Data from 29 adults—16 women and 13 men—were evaluated for the study, of whom 17 were obese and 12 were lean. Participants underwent two fMRI scans, one following a social and physiological stress test.
During both scans, participants underwent a food word reactivity test. This test involved observing how people’s brains responded to food words, such as menu items written on a blackboard. The researchers asked participants to picture each food’s appearance, smell, and taste, as well as how it would feel to consume it right then and there, in order to maximize the brain’s appetitive response. They were also asked how much they desired each dish and whether they thought they shouldn’t eat it to evaluate how they viewed food-related decision-making.
“The experiments showed that obese and lean adults differ somewhat in their brain responses, with obese adults showing less activation of cognitive control regions to food words, especially to high-calorie foods, like for example, grilled cheese,” says lead researcher Susan Carnell, Ph.D., associate professor of psychiatry and behavioral sciences at the Johns Hopkins University School of Medicine.

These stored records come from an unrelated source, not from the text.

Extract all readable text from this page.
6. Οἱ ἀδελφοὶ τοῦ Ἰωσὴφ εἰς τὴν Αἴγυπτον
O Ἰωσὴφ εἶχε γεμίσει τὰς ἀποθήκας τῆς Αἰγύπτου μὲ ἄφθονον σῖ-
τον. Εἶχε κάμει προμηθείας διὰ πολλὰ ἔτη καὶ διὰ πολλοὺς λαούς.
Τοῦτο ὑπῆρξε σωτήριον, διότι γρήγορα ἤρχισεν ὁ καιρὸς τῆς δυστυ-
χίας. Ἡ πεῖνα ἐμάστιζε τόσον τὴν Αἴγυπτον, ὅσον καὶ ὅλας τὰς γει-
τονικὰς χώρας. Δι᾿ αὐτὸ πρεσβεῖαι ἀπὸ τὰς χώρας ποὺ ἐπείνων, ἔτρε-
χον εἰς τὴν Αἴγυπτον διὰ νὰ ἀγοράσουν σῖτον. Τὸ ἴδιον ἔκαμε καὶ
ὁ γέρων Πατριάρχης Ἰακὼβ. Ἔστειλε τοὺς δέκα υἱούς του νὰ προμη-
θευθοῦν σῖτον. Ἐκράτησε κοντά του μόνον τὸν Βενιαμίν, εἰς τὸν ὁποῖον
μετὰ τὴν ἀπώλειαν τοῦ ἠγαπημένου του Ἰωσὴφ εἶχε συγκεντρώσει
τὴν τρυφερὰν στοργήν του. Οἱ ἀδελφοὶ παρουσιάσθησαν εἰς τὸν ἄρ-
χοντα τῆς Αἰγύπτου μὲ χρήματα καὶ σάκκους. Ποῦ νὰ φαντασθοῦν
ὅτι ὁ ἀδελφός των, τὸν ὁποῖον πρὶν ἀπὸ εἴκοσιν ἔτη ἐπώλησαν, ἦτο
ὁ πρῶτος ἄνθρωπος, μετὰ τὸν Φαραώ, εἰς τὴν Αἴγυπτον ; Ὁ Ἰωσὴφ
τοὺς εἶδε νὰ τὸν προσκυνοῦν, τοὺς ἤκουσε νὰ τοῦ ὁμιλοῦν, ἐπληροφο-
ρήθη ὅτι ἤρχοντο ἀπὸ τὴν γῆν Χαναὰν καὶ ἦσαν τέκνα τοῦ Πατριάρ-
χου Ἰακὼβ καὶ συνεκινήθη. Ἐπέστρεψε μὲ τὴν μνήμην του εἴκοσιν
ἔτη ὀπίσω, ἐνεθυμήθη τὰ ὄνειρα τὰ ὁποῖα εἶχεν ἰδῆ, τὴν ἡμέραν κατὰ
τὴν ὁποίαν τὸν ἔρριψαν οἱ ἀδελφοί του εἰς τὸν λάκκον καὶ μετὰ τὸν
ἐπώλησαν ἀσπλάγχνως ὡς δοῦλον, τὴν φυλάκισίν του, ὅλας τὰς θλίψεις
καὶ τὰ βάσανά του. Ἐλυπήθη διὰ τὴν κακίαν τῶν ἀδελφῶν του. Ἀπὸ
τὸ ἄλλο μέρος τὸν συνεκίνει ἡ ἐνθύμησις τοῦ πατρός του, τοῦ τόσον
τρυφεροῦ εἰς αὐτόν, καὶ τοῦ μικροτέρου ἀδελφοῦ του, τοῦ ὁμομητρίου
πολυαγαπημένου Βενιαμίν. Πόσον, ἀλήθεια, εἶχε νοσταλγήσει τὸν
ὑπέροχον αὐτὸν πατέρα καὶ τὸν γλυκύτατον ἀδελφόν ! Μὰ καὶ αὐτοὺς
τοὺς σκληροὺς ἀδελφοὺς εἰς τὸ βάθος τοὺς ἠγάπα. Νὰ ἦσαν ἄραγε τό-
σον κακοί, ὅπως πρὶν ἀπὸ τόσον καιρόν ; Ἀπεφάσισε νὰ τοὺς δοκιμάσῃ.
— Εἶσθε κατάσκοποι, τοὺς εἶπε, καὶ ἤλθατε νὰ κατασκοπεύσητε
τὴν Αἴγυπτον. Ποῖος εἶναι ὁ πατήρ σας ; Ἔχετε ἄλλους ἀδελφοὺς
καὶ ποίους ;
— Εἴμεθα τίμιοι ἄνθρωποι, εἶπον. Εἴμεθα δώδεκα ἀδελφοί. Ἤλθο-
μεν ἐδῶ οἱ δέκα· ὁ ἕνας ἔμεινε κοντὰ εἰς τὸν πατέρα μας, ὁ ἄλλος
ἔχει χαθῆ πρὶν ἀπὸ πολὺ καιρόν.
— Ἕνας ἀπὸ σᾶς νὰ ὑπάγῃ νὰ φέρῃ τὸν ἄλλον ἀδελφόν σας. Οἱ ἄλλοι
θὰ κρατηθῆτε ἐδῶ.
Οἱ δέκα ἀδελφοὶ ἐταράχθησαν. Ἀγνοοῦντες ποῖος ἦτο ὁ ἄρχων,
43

The study also showed that stress impacts brain responses to food. For example, obese individuals showed greater activation of the orbitofrontal cortex, a brain reward region, after the stress test. “We also found evidence for links between the subjective stress experienced and brain responses in both groups. For example, lean individuals who reported higher stress following the test showed lower activation of the dorsolateral prefrontal cortex, a key brain area for cognitive control,” says Carnell.